Compare: Initiation vs. Termination—both involve specific codons (AUG vs. stop codons) and specialized factors, but initiation assembles the ribosome while termination disassembles it. If asked about translation regulation, initiation is the most common control point.
A newly synthesized polypeptide isn't immediately functional. Proteins must fold into precise three-dimensional shapes and often require chemical modifications to become active.
Compare: Chaperones vs. Post-Translational Modifications—chaperones ensure correct 3D shape without changing chemical composition, while PTMs add or remove chemical groups. Both affect protein function but through different mechanisms.
Proteins must reach specific cellular destinations to function properly. Signal sequences act as molecular "zip codes" directing proteins to organelles, membranes, or secretion pathways.
Cells don't make all proteins at all times. Regulation at multiple levels allows cells to respond to environmental signals and maintain homeostasis.

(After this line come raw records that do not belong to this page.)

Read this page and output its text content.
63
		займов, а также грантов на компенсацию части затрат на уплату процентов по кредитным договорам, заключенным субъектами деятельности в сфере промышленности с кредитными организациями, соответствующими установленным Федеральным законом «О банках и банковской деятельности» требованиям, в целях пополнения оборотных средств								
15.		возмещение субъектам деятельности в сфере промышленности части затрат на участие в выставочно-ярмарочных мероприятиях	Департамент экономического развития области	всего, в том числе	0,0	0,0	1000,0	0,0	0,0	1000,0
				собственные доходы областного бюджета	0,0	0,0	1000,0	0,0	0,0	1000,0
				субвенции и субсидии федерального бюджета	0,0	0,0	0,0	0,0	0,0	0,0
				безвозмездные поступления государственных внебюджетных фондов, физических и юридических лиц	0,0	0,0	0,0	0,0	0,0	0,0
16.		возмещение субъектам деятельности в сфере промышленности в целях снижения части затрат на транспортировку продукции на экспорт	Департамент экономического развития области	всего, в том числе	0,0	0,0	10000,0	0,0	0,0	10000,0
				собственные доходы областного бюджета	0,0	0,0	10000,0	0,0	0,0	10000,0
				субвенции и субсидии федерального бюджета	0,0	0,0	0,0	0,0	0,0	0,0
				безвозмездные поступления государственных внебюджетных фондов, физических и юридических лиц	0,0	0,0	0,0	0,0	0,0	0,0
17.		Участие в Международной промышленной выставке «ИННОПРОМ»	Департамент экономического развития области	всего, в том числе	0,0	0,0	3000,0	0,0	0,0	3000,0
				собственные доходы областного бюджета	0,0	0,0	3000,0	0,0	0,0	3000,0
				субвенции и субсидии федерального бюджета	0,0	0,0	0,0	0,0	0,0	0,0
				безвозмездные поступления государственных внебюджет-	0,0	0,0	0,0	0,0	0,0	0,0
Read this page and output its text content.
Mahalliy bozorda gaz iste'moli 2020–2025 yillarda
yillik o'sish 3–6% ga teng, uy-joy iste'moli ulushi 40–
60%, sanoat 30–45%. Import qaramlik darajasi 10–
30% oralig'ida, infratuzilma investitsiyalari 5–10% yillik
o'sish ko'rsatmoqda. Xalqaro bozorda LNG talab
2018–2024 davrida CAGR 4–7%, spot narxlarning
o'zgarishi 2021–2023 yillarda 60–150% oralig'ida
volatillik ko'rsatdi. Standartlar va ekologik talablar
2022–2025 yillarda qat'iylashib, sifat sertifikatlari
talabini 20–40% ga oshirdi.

Compare: Transcriptional vs. Translational Regulation—transcriptional control is slower but more energy-efficient (no wasted mRNA), while translational control allows rapid responses using existing mRNA. Exam tip: bacteria rely heavily on translational control because they lack a nucleus to separate these processes.
| Concept | Best Examples |
|---|---|
| Information transfer (DNA→RNA) | Transcription, RNA polymerase, promoter binding |
| RNA processing | 5' capping, poly-A tail, splicing |
| Ribosome function | Initiation, elongation, termination |
| Codon recognition | Start codon (AUG), stop codons, tRNA anticodons |
| Protein folding | Chaperones, primary→tertiary structure |
| Chemical modifications | Phosphorylation, glycosylation, cleavage |
| Protein targeting | Signal sequences, SRP, vesicular transport |
| Gene expression regulation | Transcription factors, miRNA, feedback loops |
What structural features must mRNA have before it can be exported from the nucleus, and what is the function of each?
Compare and contrast the roles of RNA polymerase and ribosomes in protein synthesis—what does each "read" and what does each produce?
A mutation changes a codon from UGG to UGA. What type of mutation is this, and how would it affect the resulting protein?
How do chaperone proteins and post-translational modifications both contribute to protein function, and at what stage of protein synthesis does each act?
If an FRQ asks you to explain how a cell could increase production of a specific protein in response to a hormone signal, what three levels of regulation could you discuss?